AngularFire 重复预防

Question

我正在开展一个项目，我正在将课程推送到 firebase，我希望能够使其尽可能高效。假设我的数据如下所示

  -Classes
    -classKey1
      -startTime: ---
      -endTime: ---
      -Instructor: ---
    -classKey2
      -startTime: ---
      -endTime: ---
      -Instructor: ---

现在，当我将另一个类推入数据库时​​，我希望能够检查以确保像它一样的类不存在。如果确实存在，我想抓住它的钥匙在其他地方使用。我一直在尝试我能想到的一切，但没有任何效果。如果有人有任何想法，请告诉我。

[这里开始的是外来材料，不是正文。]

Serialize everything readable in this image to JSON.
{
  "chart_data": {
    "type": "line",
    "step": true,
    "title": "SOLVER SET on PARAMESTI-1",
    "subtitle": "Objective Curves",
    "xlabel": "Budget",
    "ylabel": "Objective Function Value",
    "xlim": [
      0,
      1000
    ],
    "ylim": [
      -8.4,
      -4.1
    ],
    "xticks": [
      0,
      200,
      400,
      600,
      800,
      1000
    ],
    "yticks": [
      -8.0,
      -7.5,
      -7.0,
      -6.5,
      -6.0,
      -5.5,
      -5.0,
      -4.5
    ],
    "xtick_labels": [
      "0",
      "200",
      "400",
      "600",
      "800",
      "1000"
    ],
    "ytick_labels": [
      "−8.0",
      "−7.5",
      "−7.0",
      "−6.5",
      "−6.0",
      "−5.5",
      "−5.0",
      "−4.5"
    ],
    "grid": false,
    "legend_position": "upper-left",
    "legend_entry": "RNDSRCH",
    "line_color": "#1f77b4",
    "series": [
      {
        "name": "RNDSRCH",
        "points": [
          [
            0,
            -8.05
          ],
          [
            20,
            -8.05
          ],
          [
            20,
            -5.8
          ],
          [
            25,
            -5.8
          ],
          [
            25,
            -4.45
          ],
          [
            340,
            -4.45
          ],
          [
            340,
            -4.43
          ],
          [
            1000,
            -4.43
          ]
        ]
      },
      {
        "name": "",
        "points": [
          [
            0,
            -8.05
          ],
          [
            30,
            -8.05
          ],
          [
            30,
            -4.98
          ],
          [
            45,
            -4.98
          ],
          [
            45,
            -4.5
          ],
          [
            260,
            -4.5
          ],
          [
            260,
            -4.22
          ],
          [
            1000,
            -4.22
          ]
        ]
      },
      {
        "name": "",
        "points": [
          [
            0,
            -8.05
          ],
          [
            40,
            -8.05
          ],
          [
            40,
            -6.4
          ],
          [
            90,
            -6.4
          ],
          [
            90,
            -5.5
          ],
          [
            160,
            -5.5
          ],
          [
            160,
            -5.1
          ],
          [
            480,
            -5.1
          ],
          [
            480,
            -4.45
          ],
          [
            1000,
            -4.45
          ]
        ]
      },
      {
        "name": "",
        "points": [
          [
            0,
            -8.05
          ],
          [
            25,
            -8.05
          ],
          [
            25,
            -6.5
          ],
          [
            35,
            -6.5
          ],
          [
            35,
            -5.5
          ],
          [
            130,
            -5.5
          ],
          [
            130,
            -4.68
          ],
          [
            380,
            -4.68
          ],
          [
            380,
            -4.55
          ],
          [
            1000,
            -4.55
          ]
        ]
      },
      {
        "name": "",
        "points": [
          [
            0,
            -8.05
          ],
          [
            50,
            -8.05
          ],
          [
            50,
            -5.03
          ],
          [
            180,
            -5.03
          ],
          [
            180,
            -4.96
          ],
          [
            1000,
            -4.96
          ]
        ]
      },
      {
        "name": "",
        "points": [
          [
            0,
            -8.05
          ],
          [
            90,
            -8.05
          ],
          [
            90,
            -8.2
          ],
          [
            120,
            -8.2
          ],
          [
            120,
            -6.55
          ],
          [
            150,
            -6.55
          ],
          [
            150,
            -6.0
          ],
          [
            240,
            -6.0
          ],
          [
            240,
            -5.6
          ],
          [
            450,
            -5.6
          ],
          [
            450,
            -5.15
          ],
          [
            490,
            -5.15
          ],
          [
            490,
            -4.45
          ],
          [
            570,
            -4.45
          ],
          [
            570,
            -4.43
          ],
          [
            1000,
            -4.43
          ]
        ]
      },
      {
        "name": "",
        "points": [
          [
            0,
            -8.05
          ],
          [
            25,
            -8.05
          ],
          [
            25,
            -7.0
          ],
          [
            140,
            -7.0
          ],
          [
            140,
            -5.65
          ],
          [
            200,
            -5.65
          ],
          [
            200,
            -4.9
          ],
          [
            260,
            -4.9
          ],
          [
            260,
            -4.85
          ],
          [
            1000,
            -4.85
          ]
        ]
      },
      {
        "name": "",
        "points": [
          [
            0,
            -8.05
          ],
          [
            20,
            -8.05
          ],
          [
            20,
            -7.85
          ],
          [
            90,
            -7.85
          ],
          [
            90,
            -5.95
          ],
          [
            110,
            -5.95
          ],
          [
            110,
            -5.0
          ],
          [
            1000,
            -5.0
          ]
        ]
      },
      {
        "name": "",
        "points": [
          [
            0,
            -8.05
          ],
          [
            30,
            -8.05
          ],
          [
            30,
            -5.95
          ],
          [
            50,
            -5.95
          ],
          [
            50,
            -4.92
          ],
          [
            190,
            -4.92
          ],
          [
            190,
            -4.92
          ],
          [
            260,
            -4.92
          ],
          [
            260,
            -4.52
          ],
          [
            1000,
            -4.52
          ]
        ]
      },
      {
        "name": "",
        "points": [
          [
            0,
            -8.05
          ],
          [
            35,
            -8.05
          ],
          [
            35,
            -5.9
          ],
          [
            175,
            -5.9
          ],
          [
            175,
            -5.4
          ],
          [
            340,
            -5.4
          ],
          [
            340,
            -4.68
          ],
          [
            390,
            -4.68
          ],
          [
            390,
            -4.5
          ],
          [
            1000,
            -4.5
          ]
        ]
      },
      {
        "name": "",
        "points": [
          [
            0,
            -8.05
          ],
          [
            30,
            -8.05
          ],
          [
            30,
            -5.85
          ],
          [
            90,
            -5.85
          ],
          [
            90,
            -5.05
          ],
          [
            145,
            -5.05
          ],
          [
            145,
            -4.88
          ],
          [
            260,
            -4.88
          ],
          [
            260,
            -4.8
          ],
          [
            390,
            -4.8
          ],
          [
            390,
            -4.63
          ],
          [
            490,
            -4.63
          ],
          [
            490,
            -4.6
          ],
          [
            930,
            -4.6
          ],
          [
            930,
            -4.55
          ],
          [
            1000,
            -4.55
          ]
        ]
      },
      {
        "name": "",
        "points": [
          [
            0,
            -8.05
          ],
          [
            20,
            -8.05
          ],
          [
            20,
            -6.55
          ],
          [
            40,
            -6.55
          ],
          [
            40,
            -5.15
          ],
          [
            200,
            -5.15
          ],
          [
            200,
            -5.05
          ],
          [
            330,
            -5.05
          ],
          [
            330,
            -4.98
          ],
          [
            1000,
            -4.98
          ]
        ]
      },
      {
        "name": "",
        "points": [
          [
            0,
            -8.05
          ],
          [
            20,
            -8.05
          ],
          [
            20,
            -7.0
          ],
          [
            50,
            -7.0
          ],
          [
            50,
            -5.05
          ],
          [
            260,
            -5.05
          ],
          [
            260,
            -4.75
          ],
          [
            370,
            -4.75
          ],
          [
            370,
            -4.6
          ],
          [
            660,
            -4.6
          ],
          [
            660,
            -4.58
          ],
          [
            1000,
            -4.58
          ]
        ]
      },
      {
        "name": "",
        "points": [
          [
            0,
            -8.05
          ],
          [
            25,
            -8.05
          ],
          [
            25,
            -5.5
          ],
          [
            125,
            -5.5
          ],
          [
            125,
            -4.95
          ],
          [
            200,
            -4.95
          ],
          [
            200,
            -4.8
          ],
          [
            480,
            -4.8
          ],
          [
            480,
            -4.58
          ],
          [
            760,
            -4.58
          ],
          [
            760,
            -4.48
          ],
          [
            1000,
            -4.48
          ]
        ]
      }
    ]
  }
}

提前致谢！

Answer 1

您订阅这些项目并搜索自己的想法是关键..

试试这样：

export class EntityModel {
   $key: string;
   $exists: () => {};

   startTime: Date = new Date();
   endTime: Date = new Date();
   Instructor: string = '';
}

@Injectable()
export class YourService {

   public entities: EntityModel[];

   private _authState: FirebaseAuthState;

   constructor(private _af: AngularFire) {
      _af.auth.subscribe(authState => {
         this._authState = authState;

         if (authState) {
            _af.database.list('/classes').subscribe(classes => {
               this.entities = classes;
            });
         }
      });
   }

   public add(entity: EntityModel) {
      if (!entity) return console.log('invalid entity!');

      if (this._authState) {
         entity.Instructor = this._authState.uid;
      }

      // trying to find an existing one ..
      const existing = this.entities &&
         this.entities.length &&
         this.entities.find(e =>
            e.startTime == entity.startTime &&
            e.endTime == entity.endTime &&
            e.Instructor == entity.Instructor
         );
      if (existing) {
         // we found one ..
         console.log('FOUND:', existing.$key);
         return;
      }

      delete entity.$exists;

      // update or create?
      if (entity.$key) {
         // update ..
         const key = entity.$key; // temporary save our key!
         delete entity.$key; // we dont want to push this into our firebase-database ..
         this._af.database.list('/classes').update(key, entity); // update entry
      }
      else {
         // create ..
         this._af.database.list('/classes').push(entity);
      }
   }
}